YOLO È UNO SFOGATOIO

IL RINOCERONTE

Avendoci letto, studiato e scritto in tempi non sospetti, temo che ormai YOLO, grandi dimissioni, quiet quitting e sdraiati siano diventati Hype un pò (molto) mainstream e velocemente destinati a perdere di fascino, proprio perché in questi anni e mesi non hanno generato niente di più che la rappresentazione di un disagio: serve una rappresentanza, e possibilmente serve una sostanza. E servono ormai modi nuovi di organizzare il conflitto, che c’è oggi più che mai, non solo nel mondo del lavoro.

Gironzolando in quel fantastico e dorato mondo delle rappresentazioni che è Instagram ho trovato “generazione Yolo”, un account che parla di lavoro e di frustrazioni variamente connesse alle occupazioni quotidiane che le persone normali intrattengono per campare.

Generazione Yolo è uno sfogatoio di persone che si lamentano della propria condizione lavorativa, di cui vale la pena parlare perché il tema è serio. Il lavoro che perde di senso e di valore è una questione con cui anche i non addetti ai lavori come me hanno dovuto familiarizzare. È discutibile invece il modo con cui si parla del problema che “anestetizza” nell’individualismo rivendicazioni che secondo me sono giuste e legittime.

È chiaro che non si può lavorare solo per pagare un affitto: un monolocale alla Barona costa 1000 euro al mese spese escluse, tre mesi di caparra e tre di anticipo quando si entra! Ed è ovvio che se negli ultimi 30 anni lo stipendio non cresce c’è un problema che riguarda tutti, per primi gli imprenditori che non riescono a trattenere le persone in azienda o non hanno a disposizione un mercato interno che ne sostenga le produzioni. Ma è altrettanto ovvio che se il lavoro è povero la soluzione oggi non è non lavorare. In mancanza di altri sistemi di redistribuzione della ricchezza ci teniamo per ora quelli che abbiamo che sono le tasse e il lavoro, cercando di capire come ridurre le disuguaglianze e come contrastare le povertà.

Sul tema del lavoro si sono consumate le battaglie politiche e sociali più dure degli ultimi secoli. Se oggi esiste un welfare è perché a qualcuno è venuto in mente di organizzare un conflitto che c’era, socializzando le storie individuali, aggregando idee su proposte su cui si è misurato un consenso e mobilitando persone, in carne ed ossa, reali.
Sarebbe giusto oggi aspettarsi che chi rivendica diritti e condizioni migliori facesse qualcosa di simile.

Sempre a propositi di generazione YOLO fossi io giovane sarei decisamente più attratto da messaggi più radicali e magari più affascinanti, parlerei di mondo pulito, di pace, di scuola, di un mondo più giusto, e vorrei opportunità più che lavorare il meno possibile, o il giusto, secondo i punti di vista.
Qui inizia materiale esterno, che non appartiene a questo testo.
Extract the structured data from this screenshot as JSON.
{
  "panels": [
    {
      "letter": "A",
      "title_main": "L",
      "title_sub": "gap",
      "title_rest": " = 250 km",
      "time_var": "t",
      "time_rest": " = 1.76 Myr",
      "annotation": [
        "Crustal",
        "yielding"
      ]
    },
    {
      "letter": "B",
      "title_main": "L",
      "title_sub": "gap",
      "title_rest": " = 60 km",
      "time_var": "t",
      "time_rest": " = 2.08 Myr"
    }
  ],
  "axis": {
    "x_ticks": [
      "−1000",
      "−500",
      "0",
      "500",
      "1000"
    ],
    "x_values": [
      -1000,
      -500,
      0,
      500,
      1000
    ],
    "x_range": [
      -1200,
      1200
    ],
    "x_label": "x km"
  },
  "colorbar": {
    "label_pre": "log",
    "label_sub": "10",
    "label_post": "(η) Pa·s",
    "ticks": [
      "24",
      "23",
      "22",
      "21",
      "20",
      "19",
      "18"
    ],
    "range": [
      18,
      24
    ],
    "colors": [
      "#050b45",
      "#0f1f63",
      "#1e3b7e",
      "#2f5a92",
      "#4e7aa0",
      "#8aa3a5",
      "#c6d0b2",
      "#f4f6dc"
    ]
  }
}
Mi si obietterà che vengo da una cultura del lavoro che ormai è passata, ma continuo a pensare che i conflitti fondamentali sono quelli generati quando le persone non sono d’accordo su come sono distribuiti i diritti civili e politici in termini sociali ed economici.

E penso anche che il vero ruolo della politica e dei partiti nella storia è spesso quello di socializzare il conflitto. Se oggi si tende a rappresentare i conflitti come una rappresentazione rissosa e teatrale dove tutto diventa individuale e sempre più personalistico, si fa un gioco delle parti che non sfida per davvero la realtà e le relazioni del potere costituito, perché per sfidare il potere occorre socializzare il conflitto. Fare politica appunto.